What the research says
Scientists at the University of California, Berkeley, used functional magnetic resonance imaging (fMRI) to measure brain activity in people who were sleep deprived. They found that those who were “anxious by nature” suffer more harm from sleep deprivation and are more likely to develop an anxiety disorder than those that are not considered anxious by nature.
During the study, researchers found that sleep deprivation caused the same regions of the brain to fire up as are active in those with anxiety disorders.

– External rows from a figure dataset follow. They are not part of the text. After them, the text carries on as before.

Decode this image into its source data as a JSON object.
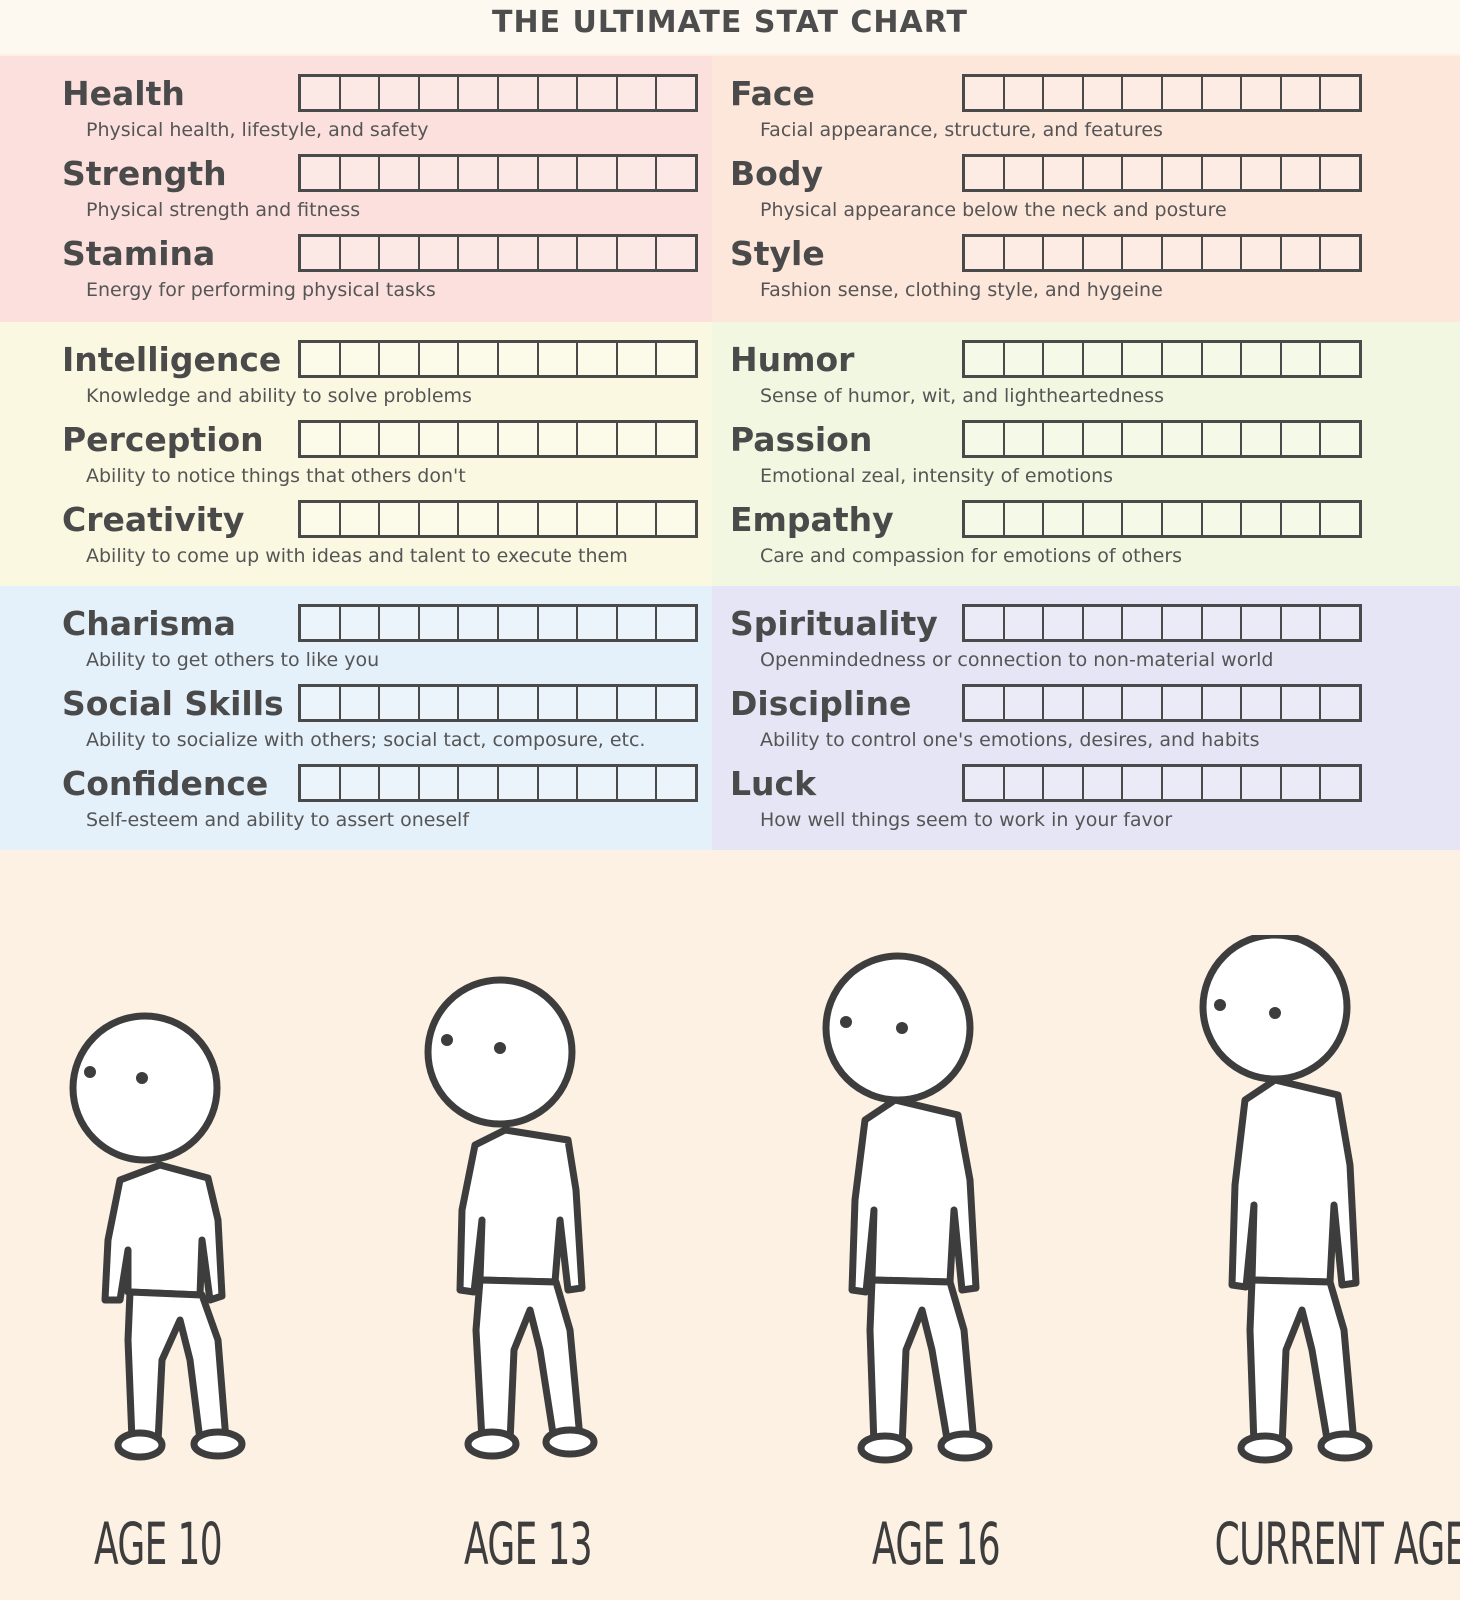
{
  "title": "THE ULTIMATE STAT CHART",
  "colors": {
    "physical_left": "#fbe0dd",
    "physical_right": "#fde6da",
    "mental_left": "#fbf8e2",
    "mental_right": "#f1f7e1",
    "social_left": "#e4f0fa",
    "social_right": "#e5e5f5"
  },
  "boxes_per_stat": 10,
  "stats": {
    "health": {
      "name": "Health",
      "desc": "Physical health, lifestyle, and safety"
    },
    "strength": {
      "name": "Strength",
      "desc": "Physical strength and fitness"
    },
    "stamina": {
      "name": "Stamina",
      "desc": "Energy for performing physical tasks"
    },
    "face": {
      "name": "Face",
      "desc": "Facial appearance, structure, and features"
    },
    "body": {
      "name": "Body",
      "desc": "Physical appearance below the neck and posture"
    },
    "style": {
      "name": "Style",
      "desc": "Fashion sense, clothing style, and hygeine"
    },
    "intelligence": {
      "name": "Intelligence",
      "desc": "Knowledge and ability to solve problems"
    },
    "perception": {
      "name": "Perception",
      "desc": "Ability to notice things that others don't"
    },
    "creativity": {
      "name": "Creativity",
      "desc": "Ability to come up with ideas and talent to execute them"
    },
    "humor": {
      "name": "Humor",
      "desc": "Sense of humor, wit, and lightheartedness"
    },
    "passion": {
      "name": "Passion",
      "desc": "Emotional zeal, intensity of emotions"
    },
    "empathy": {
      "name": "Empathy",
      "desc": "Care and compassion for emotions of others"
    },
    "charisma": {
      "name": "Charisma",
      "desc": "Ability to get others to like you"
    },
    "social_skills": {
      "name": "Social Skills",
      "desc": "Ability to socialize with others; social tact, composure, etc."
    },
    "confidence": {
      "name": "Confidence",
      "desc": "Self-esteem and ability to assert oneself"
    },
    "spirituality": {
      "name": "Spirituality",
      "desc": "Openmindedness or connection to non-material world"
    },
    "discipline": {
      "name": "Discipline",
      "desc": "Ability to control one's emotions, desires, and habits"
    },
    "luck": {
      "name": "Luck",
      "desc": "How well things seem to work in your favor"
    }
  },
  "ages": {
    "age10": "AGE 10",
    "age13": "AGE 13",
    "age16": "AGE 16",
    "current": "CURRENT AGE"
  }
}
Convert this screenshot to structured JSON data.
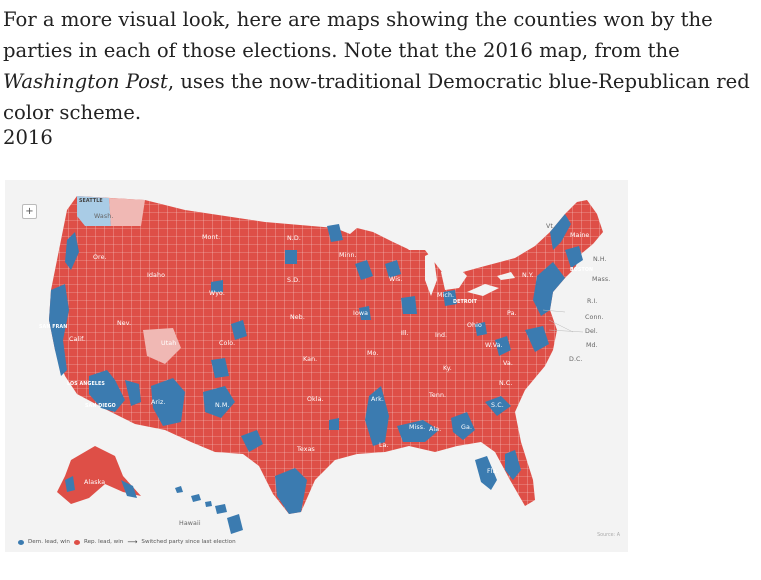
{
  "article": {
    "para_before": "For a more visual look, here are maps showing the counties won by the parties in each of those elections. Note that the 2016 map, from the ",
    "para_em": "Washington Post",
    "para_after": ", uses the now-traditional Democratic blue-Republican red color scheme.",
    "year_heading": "2016"
  },
  "map": {
    "zoom_label": "+",
    "colors": {
      "republican": "#de4f47",
      "democrat": "#3b7bb0",
      "dem_light": "#a9cce6",
      "rep_light": "#f0b8b4",
      "background": "#f3f3f3",
      "borders": "#f4d6d3"
    },
    "state_labels": {
      "wash": "Wash.",
      "ore": "Ore.",
      "calif": "Calif.",
      "idaho": "Idaho",
      "nev": "Nev.",
      "mont": "Mont.",
      "wyo": "Wyo.",
      "utah": "Utah",
      "ariz": "Ariz.",
      "colo": "Colo.",
      "nm": "N.M.",
      "nd": "N.D.",
      "sd": "S.D.",
      "neb": "Neb.",
      "kan": "Kan.",
      "okla": "Okla.",
      "texas": "Texas",
      "minn": "Minn.",
      "iowa": "Iowa",
      "mo": "Mo.",
      "ark": "Ark.",
      "la": "La.",
      "wis": "Wis.",
      "ill": "Ill.",
      "mich": "Mich.",
      "ind": "Ind.",
      "ohio": "Ohio",
      "ky": "Ky.",
      "tenn": "Tenn.",
      "miss": "Miss.",
      "ala": "Ala.",
      "ga": "Ga.",
      "fla": "Fla.",
      "sc": "S.C.",
      "nc": "N.C.",
      "va": "Va.",
      "wva": "W.Va.",
      "pa": "Pa.",
      "ny": "N.Y.",
      "maine": "Maine",
      "alaska": "Alaska",
      "hawaii": "Hawaii",
      "vt": "Vt.",
      "nh": "N.H.",
      "mass": "Mass.",
      "ri": "R.I.",
      "conn": "Conn.",
      "del": "Del.",
      "md": "Md.",
      "dc": "D.C."
    },
    "city_labels": {
      "seattle": "SEATTLE",
      "sanfran": "SAN FRAN",
      "losangeles": "LOS ANGELES",
      "sandiego": "SAN DIEGO",
      "detroit": "DETROIT",
      "boston": "BOSTON"
    },
    "legend": {
      "dem": "Dem. lead, win",
      "rep": "Rep. lead, win",
      "switched": "Switched party since last election"
    },
    "source": "Source: A"
  }
}
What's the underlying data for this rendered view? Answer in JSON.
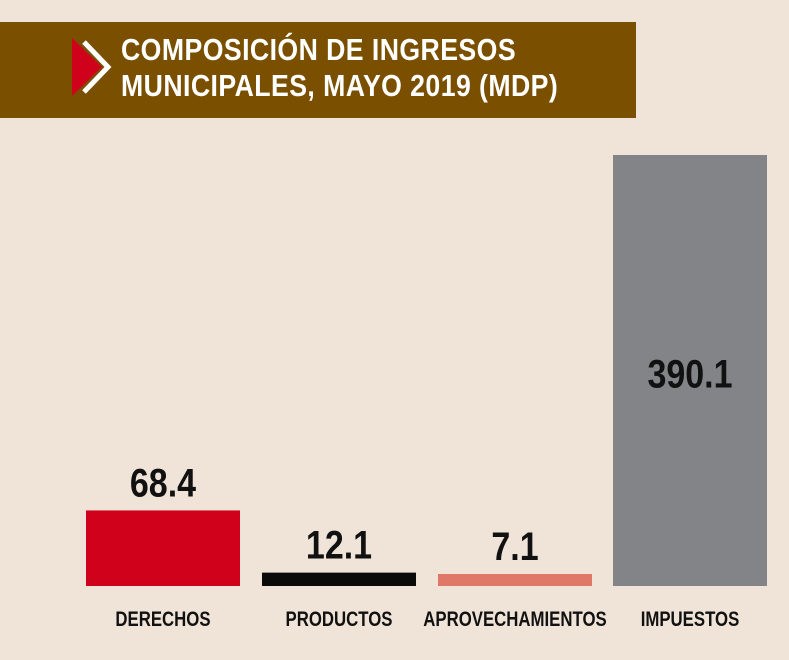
{
  "title": {
    "line1": "COMPOSICIÓN DE INGRESOS",
    "line2": "MUNICIPALES, MAYO 2019 (MDP)"
  },
  "colors": {
    "background": "#f0e4d8",
    "banner": "#7a5000",
    "arrow": "#d0021b"
  },
  "chart_data": {
    "type": "bar",
    "title": "COMPOSICIÓN DE INGRESOS MUNICIPALES, MAYO 2019 (MDP)",
    "categories": [
      "DERECHOS",
      "PRODUCTOS",
      "APROVECHAMIENTOS",
      "IMPUESTOS"
    ],
    "values": [
      68.4,
      12.1,
      7.1,
      390.1
    ],
    "value_labels": [
      "68.4",
      "12.1",
      "7.1",
      "390.1"
    ],
    "colors": [
      "#d0021b",
      "#0a0a0a",
      "#e07868",
      "#838487"
    ],
    "xlabel": "",
    "ylabel": "",
    "ylim": [
      0,
      390.1
    ],
    "grid": false,
    "legend": "none"
  }
}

Previously, it wasn’t known whether there was a ‘chicken and egg’ dilemma: Does lack of sleep lead to anxiety, or does an anxiety disorder lead to sleep deprivation? The scientists believed this study helped answer the question. They concluded that sleep loss triggers brain activity that is associated with anxiety. This has led the researchers to believe that sleep therapy might also be a viable treatment for reducing anxiety levels.
The study consisted of a small sample size of 18 participants. The researchers designed a test, where each participant was shown 90 images, which were preceded by a sign as to whether the image would be neutral or grisly. They were sometimes shown a question mark first, indicating the image could be either. The test was performed twice - one after a good night’s sleep and once after a sleepless night.
In the test after a sleepless night, participants showed increased activity in the emotional brain centers. Those participants who were naturally anxious showed an even more dramatic increase in activity in these areas. According to Matthew Walker, PhD, the lead author of the study, “The discovery illustrates how important sleep is to our mental health...both from a cause and a treatment perspective.”** What is sleep deprivation?**
Sleep deprivation simply means you don’t get enough sleep. If that’s the case, you aren’t alone. According to the Centers for Disease Control and Prevention, anywhere from 7 to 19 percent of adults say they don’t get enough sleep. Between 50 and 70 million adults in the United States have chronic sleep problems. Besides increasing feelings of anxiety and depression, not getting enough sleep is linked to heart disease, kidney disease, high blood pressure, diabetes, stroke and obesity.
How much sleep you need varies through your lifespan. However, The National Sleep Foundation recommends that adults between the ages of 26 and 64 get between 7 and 9 hours of sleep each night (with a minimum of 6 and maximum of 10 hours). Adults 65 and older should be sleeping between 7 and 8 hours each night (with a minimum of 5-6 and a maximum of 9).
Tips for a better night’s sleep
Go to sleep and wake up at the same time each day, even on weekends.
Create a relaxing bedtime ritual, such as a warm bath or reading in bed before turning off the lights.
Turn off electronic screens about an hour before going to bed. The blue light of electronics can signal “wake messages” to your brain, keeping you more alert.
Exercise each day. Complete your exercise routine early in the day or at least one hour prior to bedtime. Exercising too close to bedtime can actually keep you awake.
Make sure your bedroom is comfortable. Set the temperature so you are comfortable, use relaxing sounds and determine the level of light that provides the most comfort. Make sure your mattress and pillow is comfortable.
**If you still have trouble falling asleep it might be time to talk with your doctor about other treatments and options.